Above all, there are three suggestions that would jeopardise the right of disabled people to live like others, in society:
1.Children under the age of 16 shall no longer be entitled to personal assistance. Yes, you read that right. No personal assistance at all for children under the age of 16, no matter how extensive their support needs are. Instead, a new home care-like support should be introduced. A support that is to be carried out on a point-by-point basis in the home by the municipalities. With this proposal, the children with the greatest disability will no longer grow up in a family.
2.Adults who need support that is not “practical” will no longer be entitled to assistance. Instead, the municipalities would create a whole new support service named “Preventative educational support”. This would affect those most vulnerable to exclusion: people with intellectual disabilities and, for example, people with autism, who often have great problems communicating and who need people around them who understand them well and can interpret what they are saying. Many of these people have terrifying experiences from institutions behind them. They have been locked up, subjected to coercion and violence. Should they be forced back?
3.Those adults with disabilities who remain when the first two groups have been removed will have their right to assistance severely cut. In addition to assistance with their basic needs (eating, dressing, hygiene and communicating), they will be granted 15 hours a week to manage their home, shop for food, work out and have an active leisure time. Today, many people have personal assistance around the clock.
Personal assistance has been a right in Sweden for 25 years. It is one of the 20th century’s greatest freedom reforms in our country. Assistance has meant equal living conditions and full participation in the community for thousands of citizens – at a fraction of the cost of big institutions.

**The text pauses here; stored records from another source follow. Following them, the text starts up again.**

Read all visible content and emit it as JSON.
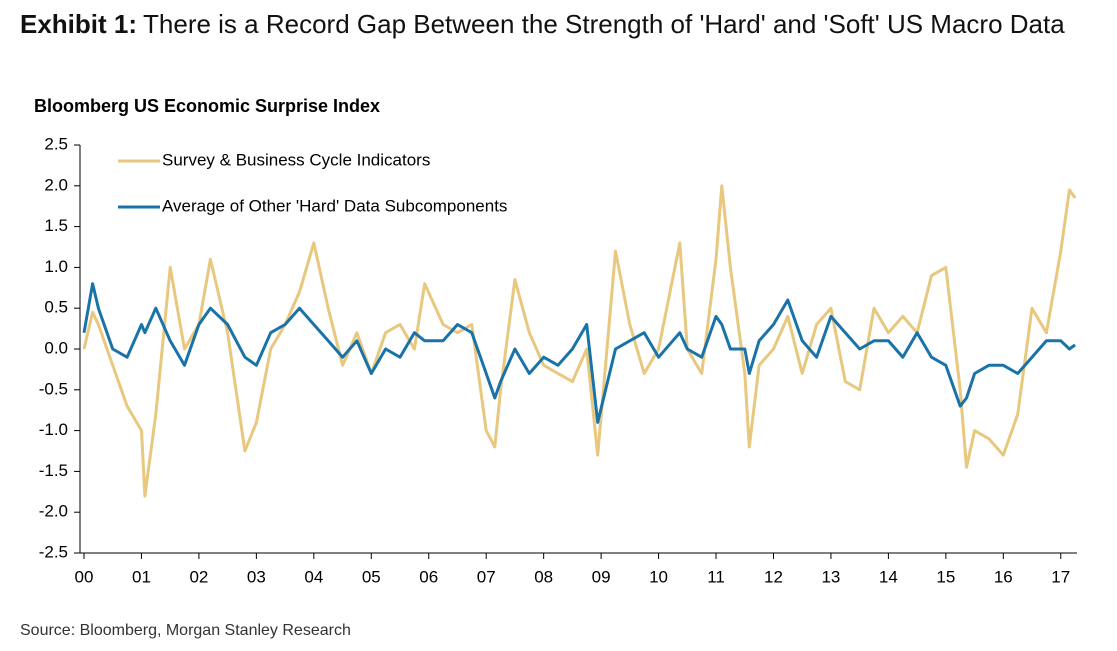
{
  "exhibit_label": "Exhibit 1:",
  "title": "There is a Record Gap Between the Strength of 'Hard' and 'Soft' US Macro Data",
  "source": "Source: Bloomberg, Morgan Stanley Research",
  "chart_data": {
    "type": "line",
    "subtitle": "Bloomberg US Economic Surprise Index",
    "legend": "upper left",
    "grid": false,
    "x": [
      0,
      0.15,
      0.25,
      0.5,
      0.75,
      1.0,
      1.06,
      1.25,
      1.5,
      1.75,
      2.0,
      2.2,
      2.5,
      2.8,
      3.0,
      3.25,
      3.5,
      3.75,
      4.0,
      4.25,
      4.5,
      4.75,
      5.0,
      5.25,
      5.5,
      5.75,
      5.93,
      6.25,
      6.5,
      6.75,
      7.0,
      7.15,
      7.25,
      7.5,
      7.75,
      8.0,
      8.25,
      8.5,
      8.75,
      8.94,
      9.25,
      9.5,
      9.75,
      10.0,
      10.37,
      10.5,
      10.75,
      11.0,
      11.1,
      11.25,
      11.5,
      11.58,
      11.75,
      12.0,
      12.25,
      12.5,
      12.75,
      13.0,
      13.25,
      13.5,
      13.75,
      14.0,
      14.25,
      14.5,
      14.75,
      15.0,
      15.25,
      15.36,
      15.5,
      15.75,
      16.0,
      16.25,
      16.5,
      16.75,
      17.0,
      17.15,
      17.25
    ],
    "series": [
      {
        "name": "Survey & Business Cycle Indicators",
        "color": "#e8c77e",
        "values": [
          0.0,
          0.45,
          0.3,
          -0.2,
          -0.7,
          -1.0,
          -1.8,
          -0.8,
          1.0,
          0.0,
          0.3,
          1.1,
          0.2,
          -1.25,
          -0.9,
          0.0,
          0.3,
          0.7,
          1.3,
          0.5,
          -0.2,
          0.2,
          -0.3,
          0.2,
          0.3,
          0.0,
          0.8,
          0.3,
          0.2,
          0.3,
          -1.0,
          -1.2,
          -0.5,
          0.85,
          0.2,
          -0.2,
          -0.3,
          -0.4,
          0.0,
          -1.3,
          1.2,
          0.3,
          -0.3,
          0.0,
          1.3,
          0.0,
          -0.3,
          1.1,
          2.0,
          1.0,
          -0.3,
          -1.2,
          -0.2,
          0.0,
          0.4,
          -0.3,
          0.3,
          0.5,
          -0.4,
          -0.5,
          0.5,
          0.2,
          0.4,
          0.2,
          0.9,
          1.0,
          -0.5,
          -1.45,
          -1.0,
          -1.1,
          -1.3,
          -0.8,
          0.5,
          0.2,
          1.2,
          1.95,
          1.85
        ]
      },
      {
        "name": "Average of Other 'Hard' Data Subcomponents",
        "color": "#1a73a8",
        "values": [
          0.2,
          0.8,
          0.5,
          0.0,
          -0.1,
          0.3,
          0.2,
          0.5,
          0.1,
          -0.2,
          0.3,
          0.5,
          0.3,
          -0.1,
          -0.2,
          0.2,
          0.3,
          0.5,
          0.3,
          0.1,
          -0.1,
          0.1,
          -0.3,
          0.0,
          -0.1,
          0.2,
          0.1,
          0.1,
          0.3,
          0.2,
          -0.3,
          -0.6,
          -0.4,
          0.0,
          -0.3,
          -0.1,
          -0.2,
          0.0,
          0.3,
          -0.9,
          0.0,
          0.1,
          0.2,
          -0.1,
          0.2,
          0.0,
          -0.1,
          0.4,
          0.3,
          0.0,
          0.0,
          -0.3,
          0.1,
          0.3,
          0.6,
          0.1,
          -0.1,
          0.4,
          0.2,
          0.0,
          0.1,
          0.1,
          -0.1,
          0.2,
          -0.1,
          -0.2,
          -0.7,
          -0.6,
          -0.3,
          -0.2,
          -0.2,
          -0.3,
          -0.1,
          0.1,
          0.1,
          0.0,
          0.05
        ]
      }
    ],
    "xlim": [
      0,
      17.3
    ],
    "xticks": [
      {
        "value": 0,
        "label": "00"
      },
      {
        "value": 1,
        "label": "01"
      },
      {
        "value": 2,
        "label": "02"
      },
      {
        "value": 3,
        "label": "03"
      },
      {
        "value": 4,
        "label": "04"
      },
      {
        "value": 5,
        "label": "05"
      },
      {
        "value": 6,
        "label": "06"
      },
      {
        "value": 7,
        "label": "07"
      },
      {
        "value": 8,
        "label": "08"
      },
      {
        "value": 9,
        "label": "09"
      },
      10,
      11,
      12,
      13,
      14,
      15,
      16,
      17
    ],
    "ylim": [
      -2.5,
      2.5
    ],
    "yticks": [
      2.5,
      {
        "value": 2,
        "label": "2.0"
      },
      1.5,
      {
        "value": 1,
        "label": "1.0"
      },
      0.5,
      {
        "value": 0,
        "label": "0.0"
      },
      -0.5,
      {
        "value": -1,
        "label": "-1.0"
      },
      -1.5,
      {
        "value": -2,
        "label": "-2.0"
      },
      -2.5
    ]
  }
}
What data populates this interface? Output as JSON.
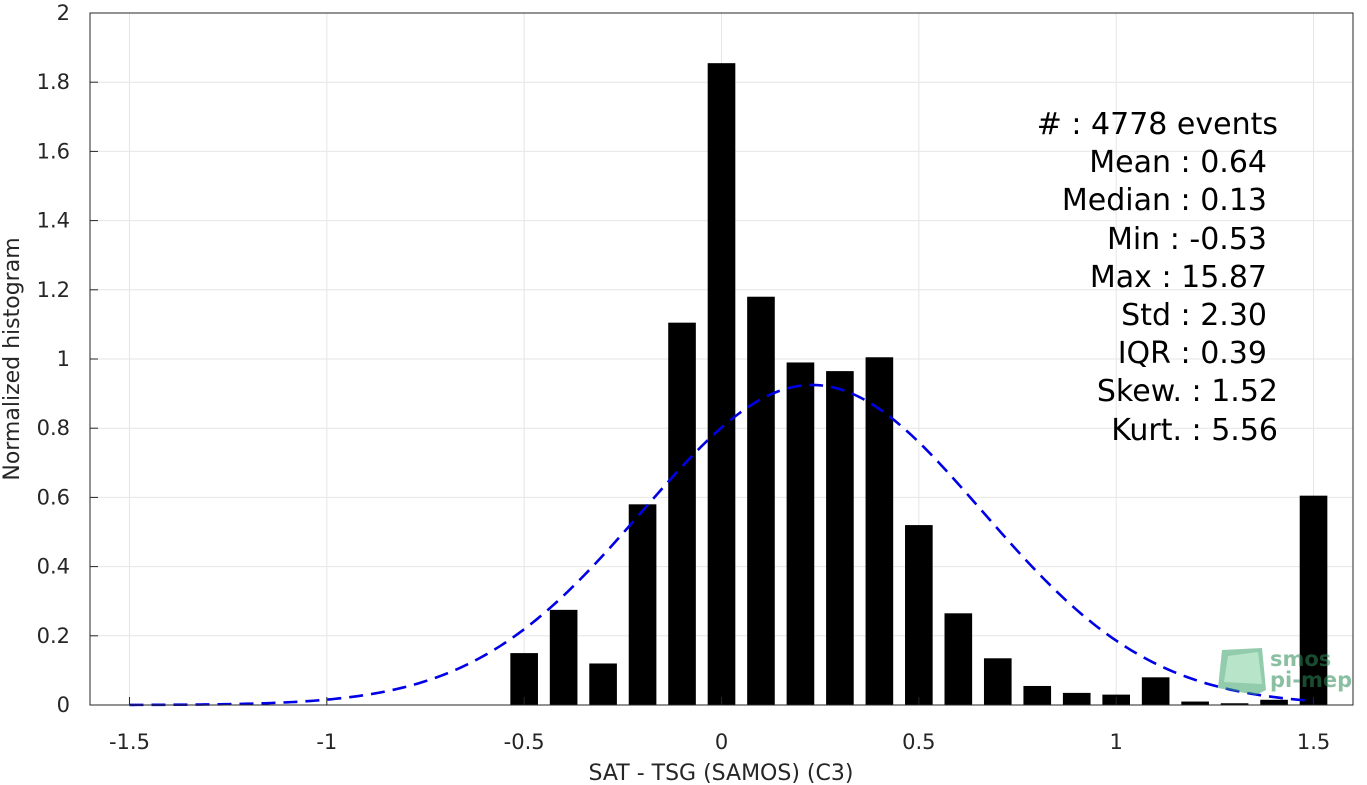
{
  "chart_data": {
    "type": "bar",
    "xlabel": "SAT - TSG (SAMOS) (C3)",
    "ylabel": "Normalized histogram",
    "xlim": [
      -1.6,
      1.6
    ],
    "ylim": [
      0,
      2
    ],
    "x_ticks": [
      "-1.5",
      "-1",
      "-0.5",
      "0",
      "0.5",
      "1",
      "1.5"
    ],
    "x_tick_values": [
      -1.5,
      -1,
      -0.5,
      0,
      0.5,
      1,
      1.5
    ],
    "y_ticks": [
      "0",
      "0.2",
      "0.4",
      "0.6",
      "0.8",
      "1",
      "1.2",
      "1.4",
      "1.6",
      "1.8",
      "2"
    ],
    "y_tick_values": [
      0,
      0.2,
      0.4,
      0.6,
      0.8,
      1,
      1.2,
      1.4,
      1.6,
      1.8,
      2
    ],
    "grid": true,
    "bar_width": 0.07,
    "bars": {
      "x": [
        -0.5,
        -0.4,
        -0.3,
        -0.2,
        -0.1,
        0.0,
        0.1,
        0.2,
        0.3,
        0.4,
        0.5,
        0.6,
        0.7,
        0.8,
        0.9,
        1.0,
        1.1,
        1.2,
        1.3,
        1.4,
        1.5
      ],
      "values": [
        0.15,
        0.275,
        0.12,
        0.58,
        1.105,
        1.855,
        1.18,
        0.99,
        0.965,
        1.005,
        0.52,
        0.265,
        0.135,
        0.055,
        0.035,
        0.03,
        0.08,
        0.01,
        0.005,
        0.015,
        0.605
      ],
      "color": "#000000"
    },
    "fit_curve": {
      "style": "dashed",
      "color": "#0000e6",
      "mean": 0.23,
      "std": 0.43,
      "peak": 0.925,
      "x_range": [
        -1.5,
        1.5
      ]
    },
    "stats": [
      "#  : 4778 events",
      "Mean : 0.64",
      "Median : 0.13",
      "Min : -0.53",
      "Max : 15.87",
      "Std : 2.30",
      "IQR : 0.39",
      "Skew. : 1.52",
      "Kurt. : 5.56"
    ]
  },
  "logo": {
    "line1": "smos",
    "line2": "pi-mep",
    "color": "#2e8b57"
  }
}
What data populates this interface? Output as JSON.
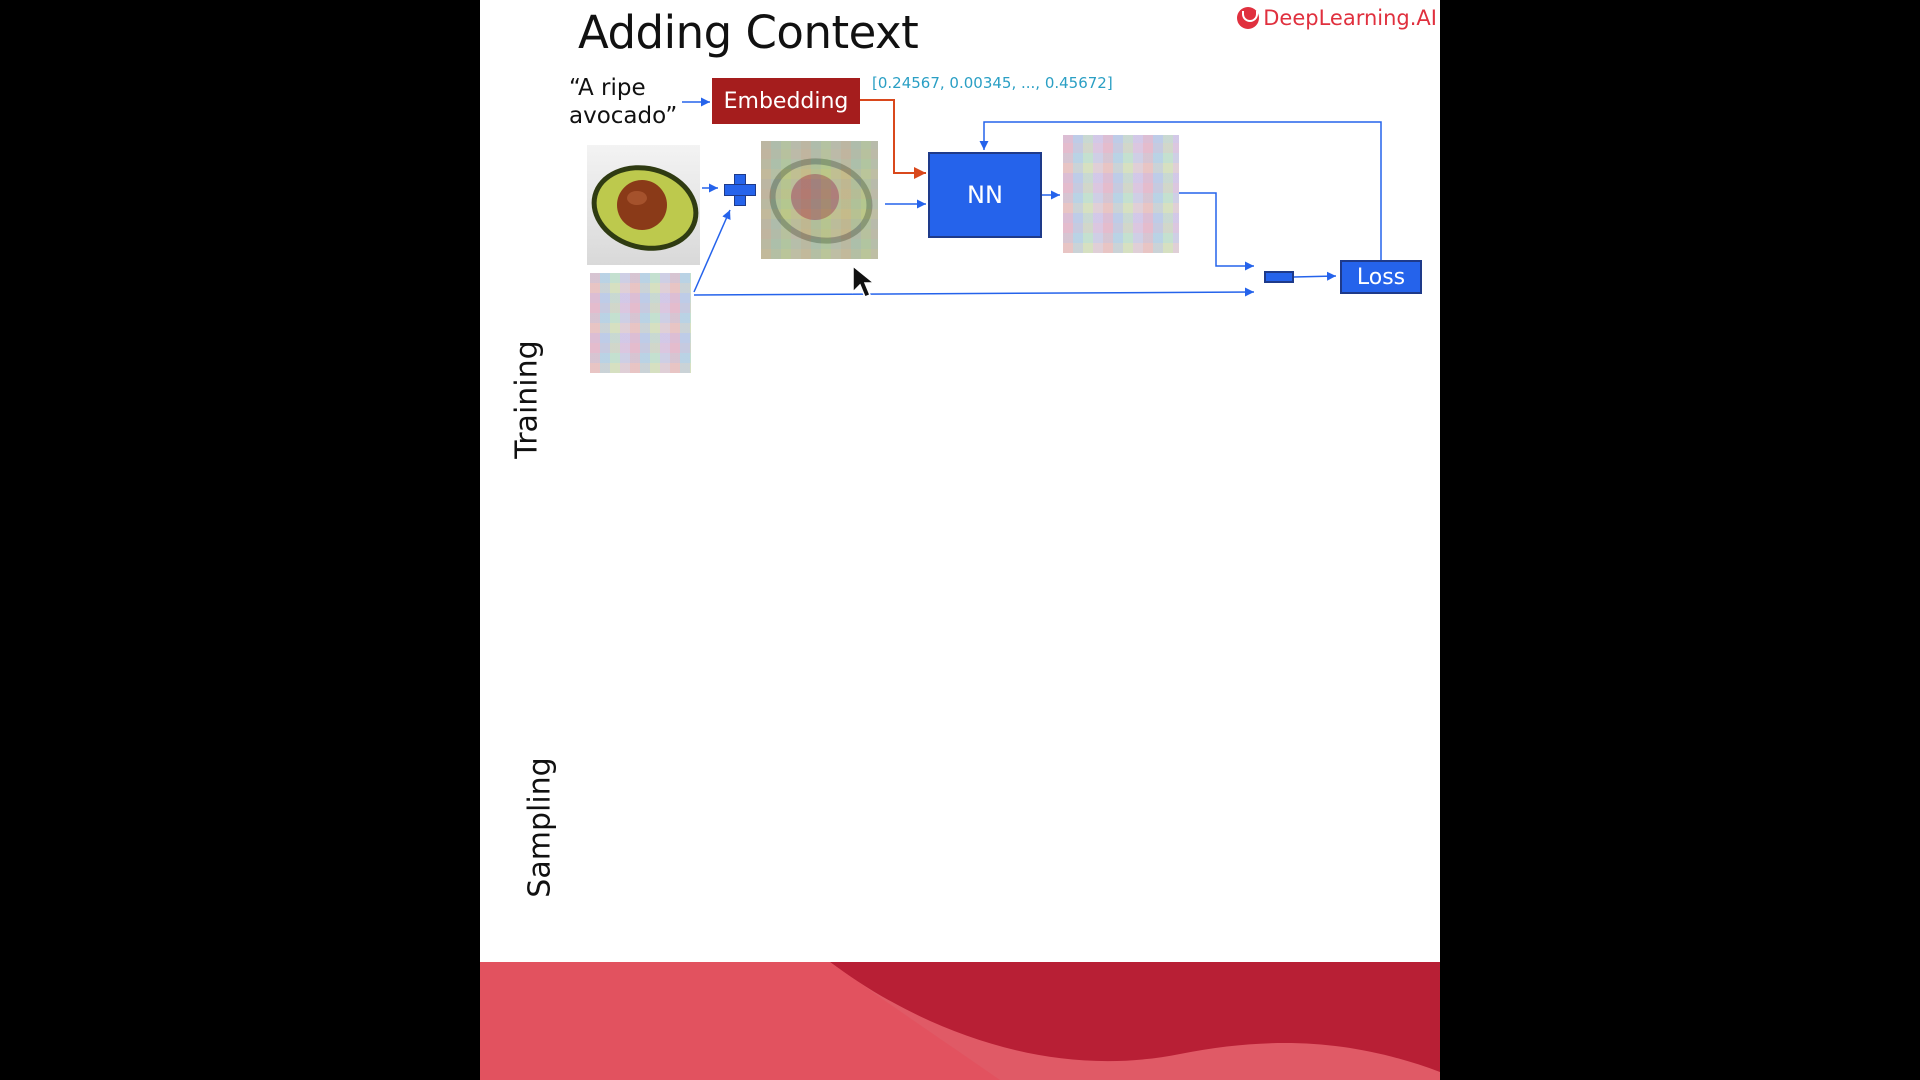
{
  "slide": {
    "title": "Adding Context",
    "brand": "DeepLearning.AI",
    "sections": {
      "training": "Training",
      "sampling": "Sampling"
    }
  },
  "diagram": {
    "prompt": "“A ripe avocado”",
    "embedding_label": "Embedding",
    "embedding_vector": "[0.24567, 0.00345, ..., 0.45672]",
    "nn_label": "NN",
    "loss_label": "Loss"
  },
  "colors": {
    "accent_blue": "#2563eb",
    "embedding_red": "#a51d1d",
    "vector_text": "#2a9fc4",
    "brand_red": "#e0303e"
  }
}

It will be a great shame for Sweden if these proposals become reality. Many will have to move to institutions. For people with the highest support needs, these changes will be life threatening. This is not something one would expect in a country like Sweden.
Swedish media have recently reported that researchers and people with disabilities in the UK have warned Sweden not to shift responsibility for personal assistance from the state to municipality. British municipalities, despite having ring fenced funds, have withdrawn support from the most vulnerable children in recent years. Disability researcher Prof. Tom Shakespeare at the London School of Hygiene and Tropical Medicine has warned Sweden not to follow in Britain’s footsteps, where the municipalities received earmarked funds from the state and yet reduced funds for personal assistance. If the proposal is implemented, Professor Shakespeare believes that there is a risk that disabled people in Sweden will be forced into institutions, that their health will deteriorate and their isolation will increase.
In the last ten years, the right to personal assistance in Sweden has been reduced over and over again, via a large number of judgments in the Supreme Court. Thousands of people have lost their right to personal assistance during these years and have had their lives broken. But the investigation’s proposal would bring a final end to personal assistance as we know it.
The investigation should go straight to the rubbish bin. But that does not solve our problems. We need legislative changes quickly, which would restore the right to personal assistance. It is against everyone’s better judgement that the assistance is being so severely reduced.
Kerstin Sellin, JAG Association
FACT about assistance allowance in Sweden
Assistance allowance is granted to people with severe functional disabilities – if the disability arose before the age of 65 and the person requires at least 20 hours a week of basic support. Assistance allowance is payable as a standard amount per hour to the entitled recipient. The recipient engages an assistance provider. Usually, the provider chosen is the municipality, a user cooperative or a private company. The local municipality finances the first 20 assistance hours per week for each beneficiary, whereas the rest is funded by the state.